S’exprimant mercredi à Addis-Abeba, la capitale éthiopienne, lors de la 48e session ordinaire du Conseil exécutif de l’Union africaine (UA), Claver Gatete de la CEA a estimé que l’Afrique devait accélérer son industrialisation, renforcer la valeur ajoutée locale et diversifier ses économies afin de mieux résister aux chocs extérieurs et à la volatilité des marchés mondiaux.

Il a souligné que la transformation économique ne saurait reposer uniquement sur des réformes commerciales et financières.

« Les systèmes d’approvisionnement en eau et d’assainissement doivent être considérés comme des infrastructures économiques essentielles et non uniquement comme des services sociaux », a-t-il déclaré.

« Les règles du développement sont en train de changer », a affirmé M. Gatete devant les ministres africains des Affaires étrangères, relevant que la faiblesse de la croissance mondiale, les tensions commerciales croissantes et la complexité accrue des chaînes d’approvisionnement redessinent le paysage économique international.
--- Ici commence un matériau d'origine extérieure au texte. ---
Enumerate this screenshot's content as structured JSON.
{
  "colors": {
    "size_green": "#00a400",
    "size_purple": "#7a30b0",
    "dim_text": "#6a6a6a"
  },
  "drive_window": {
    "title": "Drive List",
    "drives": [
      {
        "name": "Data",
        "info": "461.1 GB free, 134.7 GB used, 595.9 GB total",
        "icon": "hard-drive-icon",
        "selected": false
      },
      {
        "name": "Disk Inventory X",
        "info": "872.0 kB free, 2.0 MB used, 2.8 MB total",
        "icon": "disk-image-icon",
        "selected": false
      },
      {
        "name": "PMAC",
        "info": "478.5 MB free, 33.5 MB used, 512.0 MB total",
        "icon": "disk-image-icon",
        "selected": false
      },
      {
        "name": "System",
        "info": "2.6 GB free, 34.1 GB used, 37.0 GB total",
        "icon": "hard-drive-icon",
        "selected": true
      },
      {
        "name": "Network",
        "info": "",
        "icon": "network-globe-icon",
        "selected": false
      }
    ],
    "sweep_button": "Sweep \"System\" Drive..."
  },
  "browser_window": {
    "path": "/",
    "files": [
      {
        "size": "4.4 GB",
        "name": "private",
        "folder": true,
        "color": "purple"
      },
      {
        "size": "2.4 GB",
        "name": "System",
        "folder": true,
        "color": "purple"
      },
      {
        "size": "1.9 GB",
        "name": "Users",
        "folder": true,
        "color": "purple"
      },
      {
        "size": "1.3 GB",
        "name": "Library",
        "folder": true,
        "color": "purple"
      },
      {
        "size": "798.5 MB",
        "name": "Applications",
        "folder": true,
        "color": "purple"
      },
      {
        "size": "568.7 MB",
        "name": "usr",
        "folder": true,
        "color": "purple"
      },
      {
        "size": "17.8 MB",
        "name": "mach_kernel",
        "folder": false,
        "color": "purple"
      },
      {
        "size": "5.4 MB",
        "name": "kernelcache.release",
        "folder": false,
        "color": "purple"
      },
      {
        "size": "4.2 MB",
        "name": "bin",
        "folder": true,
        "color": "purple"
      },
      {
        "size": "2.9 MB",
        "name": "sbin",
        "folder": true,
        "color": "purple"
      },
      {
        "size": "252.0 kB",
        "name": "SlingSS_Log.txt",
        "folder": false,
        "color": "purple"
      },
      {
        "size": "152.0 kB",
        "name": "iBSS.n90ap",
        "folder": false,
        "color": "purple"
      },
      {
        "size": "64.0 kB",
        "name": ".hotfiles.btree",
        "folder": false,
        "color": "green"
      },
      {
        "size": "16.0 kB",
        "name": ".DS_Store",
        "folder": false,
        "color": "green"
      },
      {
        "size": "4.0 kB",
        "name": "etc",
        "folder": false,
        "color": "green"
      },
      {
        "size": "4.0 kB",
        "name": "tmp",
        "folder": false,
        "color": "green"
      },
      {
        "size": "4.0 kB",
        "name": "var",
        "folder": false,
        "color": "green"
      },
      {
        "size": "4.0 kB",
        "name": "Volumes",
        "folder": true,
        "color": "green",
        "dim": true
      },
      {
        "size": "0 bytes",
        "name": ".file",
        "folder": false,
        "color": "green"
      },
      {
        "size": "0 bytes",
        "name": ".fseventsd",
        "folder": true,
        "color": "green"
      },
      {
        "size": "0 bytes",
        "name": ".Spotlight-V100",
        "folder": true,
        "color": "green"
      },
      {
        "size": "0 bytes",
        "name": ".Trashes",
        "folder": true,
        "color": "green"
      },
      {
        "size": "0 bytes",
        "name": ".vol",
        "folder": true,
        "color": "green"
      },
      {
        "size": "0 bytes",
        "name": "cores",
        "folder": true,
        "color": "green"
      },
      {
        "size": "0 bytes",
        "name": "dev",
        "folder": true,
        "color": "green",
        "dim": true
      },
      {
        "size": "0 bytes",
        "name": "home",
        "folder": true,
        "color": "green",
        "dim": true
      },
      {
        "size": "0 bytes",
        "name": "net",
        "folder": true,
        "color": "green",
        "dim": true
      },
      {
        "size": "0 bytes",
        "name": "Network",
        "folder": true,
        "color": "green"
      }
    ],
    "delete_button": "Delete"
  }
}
Selon lui, les pays africains doivent réduire leur dépendance extérieure en renforçant la production domestique et en approfondissant l’intégration régionale.

« Les coûts élevés du financement freinent directement l’expansion industrielle sur le continent », a-t-il ajouté.

Le responsable de la CEA a attiré l’attention sur ce qu’il qualifie de contrainte structurelle en matière de financement. À ce jour, seuls trois pays africains disposent d’une notation de crédit de catégorie investissement, une situation qui renchérit le coût de l’emprunt et limite l’accès à des capitaux à long terme abordables.

Plus de 300 millions d’Africains n’ont toujours pas accès à l’eau potable, une pénurie qui perturbe les zones industrielles, ralentit le développement urbain et affaiblit la compétitivité, a-t-il poursuivi.

« Lorsque les intrants de production ne sont pas fiables, les économies ne peuvent pas produire de manière compétitive », a souligné M. Gatete, insistant sur le lien direct entre la sécurité hydrique et la performance industrielle.

Pour impulser une transformation structurelle, il a proposé plusieurs priorités, notamment le renforcement de la mobilisation des ressources internes, la planification intégrée des infrastructures, la mise en œuvre complète de la Zone de libre-échange continentale africaine (ZLECAf), ainsi que l’investissement dans les infrastructures publiques numériques et l’intelligence artificielle.

S’agissant des recettes nationales, M. Gatete a indiqué que le ratio moyen impôts/PIB en Afrique s’établit autour de 16 %, contre environ 34 % en Europe, estimant qu’un élargissement de l’assiette fiscale et une meilleure administration des recettes offriraient aux gouvernements une marge budgétaire accrue pour financer le développement.